Diversidade de Vozes e Eixos de Debate
O evento se caracterizou pela pluralidade de participantes: mais de 50 oradores e oradoras subiram à tribuna para contribuir com análises e propostas. A organização em mesas temáticas permitiu aprofundamento em questões que vão desde a formação sociológica e histórica do fascismo até estratégias práticas de unidade de ação contra o neofascismo contemporâneo.
Os debates evidenciaram o entendimento dos participantes de que o neofascismo não se restringe a manifestações autoritárias isoladas, mas opera como motor do aprofundamento das desigualdades sociais em escala global. A discussão transcendeu a denúncia, direcionando-se para a formulação de políticas locais conectadas às iniciativas antifascistas internacionais, numa estratégia de disputa de consciências ampla e permanente.
Conquistas e Encaminhamentos
A conferência não se limitou ao debate teórico.
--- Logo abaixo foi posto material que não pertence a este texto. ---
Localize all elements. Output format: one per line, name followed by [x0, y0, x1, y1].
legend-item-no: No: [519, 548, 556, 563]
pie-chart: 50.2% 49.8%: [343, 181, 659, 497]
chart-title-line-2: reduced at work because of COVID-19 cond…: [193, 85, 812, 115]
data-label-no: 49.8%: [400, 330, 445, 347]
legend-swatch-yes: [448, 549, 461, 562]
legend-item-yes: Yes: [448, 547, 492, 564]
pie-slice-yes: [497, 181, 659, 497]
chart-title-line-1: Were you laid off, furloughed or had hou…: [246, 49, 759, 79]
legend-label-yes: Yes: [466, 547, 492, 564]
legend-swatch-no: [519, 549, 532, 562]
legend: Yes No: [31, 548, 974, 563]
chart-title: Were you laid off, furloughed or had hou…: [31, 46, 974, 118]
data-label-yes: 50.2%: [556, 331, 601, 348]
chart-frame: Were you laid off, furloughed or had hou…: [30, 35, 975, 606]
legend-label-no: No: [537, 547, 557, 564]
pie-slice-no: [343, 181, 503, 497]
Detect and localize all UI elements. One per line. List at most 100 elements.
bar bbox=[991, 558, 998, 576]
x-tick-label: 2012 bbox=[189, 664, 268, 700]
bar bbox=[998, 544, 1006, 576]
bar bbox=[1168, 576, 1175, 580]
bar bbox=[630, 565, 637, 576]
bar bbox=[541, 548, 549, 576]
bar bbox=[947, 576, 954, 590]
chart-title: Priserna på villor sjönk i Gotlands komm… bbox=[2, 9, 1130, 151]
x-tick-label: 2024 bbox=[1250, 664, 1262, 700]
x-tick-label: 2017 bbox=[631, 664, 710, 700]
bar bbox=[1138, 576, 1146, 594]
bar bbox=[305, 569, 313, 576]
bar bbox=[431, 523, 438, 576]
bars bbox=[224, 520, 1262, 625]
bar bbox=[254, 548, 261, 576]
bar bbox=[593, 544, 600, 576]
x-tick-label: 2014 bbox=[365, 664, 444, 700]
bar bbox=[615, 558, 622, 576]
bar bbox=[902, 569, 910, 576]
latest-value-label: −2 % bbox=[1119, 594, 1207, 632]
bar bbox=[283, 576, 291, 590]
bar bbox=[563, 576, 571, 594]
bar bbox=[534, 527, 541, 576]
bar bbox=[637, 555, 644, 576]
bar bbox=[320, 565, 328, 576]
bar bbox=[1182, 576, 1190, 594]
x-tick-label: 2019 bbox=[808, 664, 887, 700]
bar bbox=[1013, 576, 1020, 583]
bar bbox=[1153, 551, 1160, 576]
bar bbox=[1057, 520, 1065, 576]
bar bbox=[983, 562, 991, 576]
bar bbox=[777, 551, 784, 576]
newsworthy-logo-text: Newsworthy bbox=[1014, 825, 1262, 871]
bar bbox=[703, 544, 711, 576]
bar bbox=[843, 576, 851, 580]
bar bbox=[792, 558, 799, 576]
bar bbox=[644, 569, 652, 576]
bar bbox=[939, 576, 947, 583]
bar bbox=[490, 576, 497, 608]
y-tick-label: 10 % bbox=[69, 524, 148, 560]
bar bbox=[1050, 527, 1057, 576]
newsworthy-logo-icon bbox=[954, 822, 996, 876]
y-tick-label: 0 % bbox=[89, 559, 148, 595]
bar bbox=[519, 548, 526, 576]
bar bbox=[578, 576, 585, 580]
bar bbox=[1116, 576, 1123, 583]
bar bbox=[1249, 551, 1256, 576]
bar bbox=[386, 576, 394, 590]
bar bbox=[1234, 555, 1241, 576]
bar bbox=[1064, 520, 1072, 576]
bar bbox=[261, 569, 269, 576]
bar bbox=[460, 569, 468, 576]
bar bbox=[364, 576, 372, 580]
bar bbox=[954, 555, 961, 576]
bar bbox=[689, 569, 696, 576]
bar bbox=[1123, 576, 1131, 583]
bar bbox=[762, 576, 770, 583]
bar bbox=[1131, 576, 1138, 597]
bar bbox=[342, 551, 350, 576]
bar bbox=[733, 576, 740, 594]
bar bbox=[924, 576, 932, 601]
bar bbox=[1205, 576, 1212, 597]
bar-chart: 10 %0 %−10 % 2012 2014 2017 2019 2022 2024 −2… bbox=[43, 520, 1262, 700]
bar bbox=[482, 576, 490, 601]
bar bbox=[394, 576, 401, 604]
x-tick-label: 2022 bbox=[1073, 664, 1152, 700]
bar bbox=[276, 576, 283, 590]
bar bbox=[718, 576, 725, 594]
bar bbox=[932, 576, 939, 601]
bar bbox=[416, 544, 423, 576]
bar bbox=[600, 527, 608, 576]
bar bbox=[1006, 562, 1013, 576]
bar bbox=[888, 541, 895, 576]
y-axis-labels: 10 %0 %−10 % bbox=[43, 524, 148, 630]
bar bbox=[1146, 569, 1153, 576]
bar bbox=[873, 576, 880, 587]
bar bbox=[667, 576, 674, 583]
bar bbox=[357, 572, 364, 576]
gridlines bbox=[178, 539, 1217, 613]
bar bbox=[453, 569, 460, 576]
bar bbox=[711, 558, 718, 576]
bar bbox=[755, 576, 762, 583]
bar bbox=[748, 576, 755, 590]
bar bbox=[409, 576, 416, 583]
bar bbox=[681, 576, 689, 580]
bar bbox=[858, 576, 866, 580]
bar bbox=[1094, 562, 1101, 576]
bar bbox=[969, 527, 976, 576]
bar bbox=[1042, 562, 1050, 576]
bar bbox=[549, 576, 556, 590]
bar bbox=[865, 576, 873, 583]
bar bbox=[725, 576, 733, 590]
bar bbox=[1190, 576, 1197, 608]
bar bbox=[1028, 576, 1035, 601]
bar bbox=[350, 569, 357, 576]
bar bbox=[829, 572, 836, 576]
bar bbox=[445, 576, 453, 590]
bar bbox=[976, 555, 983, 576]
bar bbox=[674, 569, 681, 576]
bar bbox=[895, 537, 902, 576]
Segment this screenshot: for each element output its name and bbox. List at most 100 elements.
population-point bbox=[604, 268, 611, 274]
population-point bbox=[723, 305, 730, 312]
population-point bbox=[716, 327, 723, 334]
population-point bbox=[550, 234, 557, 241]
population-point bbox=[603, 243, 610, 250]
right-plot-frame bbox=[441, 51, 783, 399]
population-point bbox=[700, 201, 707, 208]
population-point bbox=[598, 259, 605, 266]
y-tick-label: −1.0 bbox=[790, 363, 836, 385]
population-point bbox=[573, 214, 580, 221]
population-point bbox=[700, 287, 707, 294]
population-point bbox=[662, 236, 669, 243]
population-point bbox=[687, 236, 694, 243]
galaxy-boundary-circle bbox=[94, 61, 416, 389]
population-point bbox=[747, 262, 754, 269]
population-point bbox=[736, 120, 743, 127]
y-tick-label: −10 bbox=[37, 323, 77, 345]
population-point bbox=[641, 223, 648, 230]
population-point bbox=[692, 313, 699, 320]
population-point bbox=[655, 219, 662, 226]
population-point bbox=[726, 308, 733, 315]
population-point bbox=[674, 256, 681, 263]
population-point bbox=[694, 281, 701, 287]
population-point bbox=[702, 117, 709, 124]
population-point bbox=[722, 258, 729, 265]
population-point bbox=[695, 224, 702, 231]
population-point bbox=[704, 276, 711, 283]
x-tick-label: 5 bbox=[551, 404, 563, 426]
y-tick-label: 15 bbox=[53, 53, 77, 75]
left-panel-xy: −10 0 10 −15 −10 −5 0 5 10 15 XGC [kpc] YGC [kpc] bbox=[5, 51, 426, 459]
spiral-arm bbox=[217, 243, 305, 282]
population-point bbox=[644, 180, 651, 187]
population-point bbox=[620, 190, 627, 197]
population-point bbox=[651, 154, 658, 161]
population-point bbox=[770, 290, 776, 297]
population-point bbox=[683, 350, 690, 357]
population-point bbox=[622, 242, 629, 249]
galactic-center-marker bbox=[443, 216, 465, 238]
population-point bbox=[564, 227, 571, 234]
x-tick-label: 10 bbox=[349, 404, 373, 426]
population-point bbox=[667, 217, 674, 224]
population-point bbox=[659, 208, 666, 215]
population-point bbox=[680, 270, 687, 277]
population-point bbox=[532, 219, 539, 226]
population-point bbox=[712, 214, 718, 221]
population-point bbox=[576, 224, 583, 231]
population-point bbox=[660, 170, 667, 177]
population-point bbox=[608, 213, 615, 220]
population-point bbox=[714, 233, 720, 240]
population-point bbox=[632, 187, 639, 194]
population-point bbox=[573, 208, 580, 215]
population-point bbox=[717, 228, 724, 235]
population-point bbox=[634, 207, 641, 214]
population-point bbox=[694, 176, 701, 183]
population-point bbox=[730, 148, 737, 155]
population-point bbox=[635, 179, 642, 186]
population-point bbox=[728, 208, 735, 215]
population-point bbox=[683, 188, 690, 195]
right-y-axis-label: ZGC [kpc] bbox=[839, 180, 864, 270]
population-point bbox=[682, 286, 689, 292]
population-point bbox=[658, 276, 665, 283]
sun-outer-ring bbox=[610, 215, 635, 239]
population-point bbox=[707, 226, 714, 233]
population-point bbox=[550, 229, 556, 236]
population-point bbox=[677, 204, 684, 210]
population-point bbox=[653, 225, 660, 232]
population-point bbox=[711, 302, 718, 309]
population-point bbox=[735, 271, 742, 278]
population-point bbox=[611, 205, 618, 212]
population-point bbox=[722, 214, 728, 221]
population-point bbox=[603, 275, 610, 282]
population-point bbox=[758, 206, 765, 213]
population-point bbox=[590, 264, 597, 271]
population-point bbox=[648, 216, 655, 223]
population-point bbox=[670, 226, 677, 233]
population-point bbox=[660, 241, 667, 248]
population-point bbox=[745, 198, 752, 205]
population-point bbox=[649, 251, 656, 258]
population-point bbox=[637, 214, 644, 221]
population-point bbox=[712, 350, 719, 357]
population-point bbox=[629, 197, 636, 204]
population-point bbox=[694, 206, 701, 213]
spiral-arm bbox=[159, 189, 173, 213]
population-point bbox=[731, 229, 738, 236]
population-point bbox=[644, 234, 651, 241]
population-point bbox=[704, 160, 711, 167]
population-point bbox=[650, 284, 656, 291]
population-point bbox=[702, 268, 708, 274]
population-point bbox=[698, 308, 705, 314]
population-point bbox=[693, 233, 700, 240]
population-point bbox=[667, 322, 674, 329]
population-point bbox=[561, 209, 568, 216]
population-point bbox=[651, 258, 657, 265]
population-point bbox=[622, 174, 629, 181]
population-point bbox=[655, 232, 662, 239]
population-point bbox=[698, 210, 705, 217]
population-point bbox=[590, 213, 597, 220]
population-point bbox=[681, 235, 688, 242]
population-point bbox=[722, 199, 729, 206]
Entre os principais encaminhamentos práticos estão:
- – Calendário local de lutas: Iniciando pelas mobilizações feministas do 8 de Março, Dia Internacional da Mulher
- – Constituição de Comitê Antifascista Local: Estrutura permanente de articulação e mobilização na região
- – Mobilização para a I Conferência Internacional Antifascista pela Soberania dos Povos: Evento que ocorrerá em Porto Alegre entre os dias 26 e 29 de março, consolidando uma agenda de resistência de alcance internacional
Contexto e Significado
Realizada em momento de crescente preocupação com a radicalização de discursos autoritários no Brasil e no mundo, a pré-conferência de Pelotas demonstra a capacidade de articulação de setores progressistas na região sul do Rio Grande do Sul. A participação expressiva de organizações sociais e a diversidade de vozes na tribuna sugerem que a mobilização antifascista na cidade transcende espectros partidários tradicionais, unindo-se em torno de valores democráticos fundamentais.
A conexão estabelecida entre a luta local e a conferência internacional de Porto Alegre posiciona Pelotas como polo articulador da resistência antifascista no interior gaúcho, num momento em que movimentos democráticos buscam reorganizar-se frente aos desafios contemporâneos.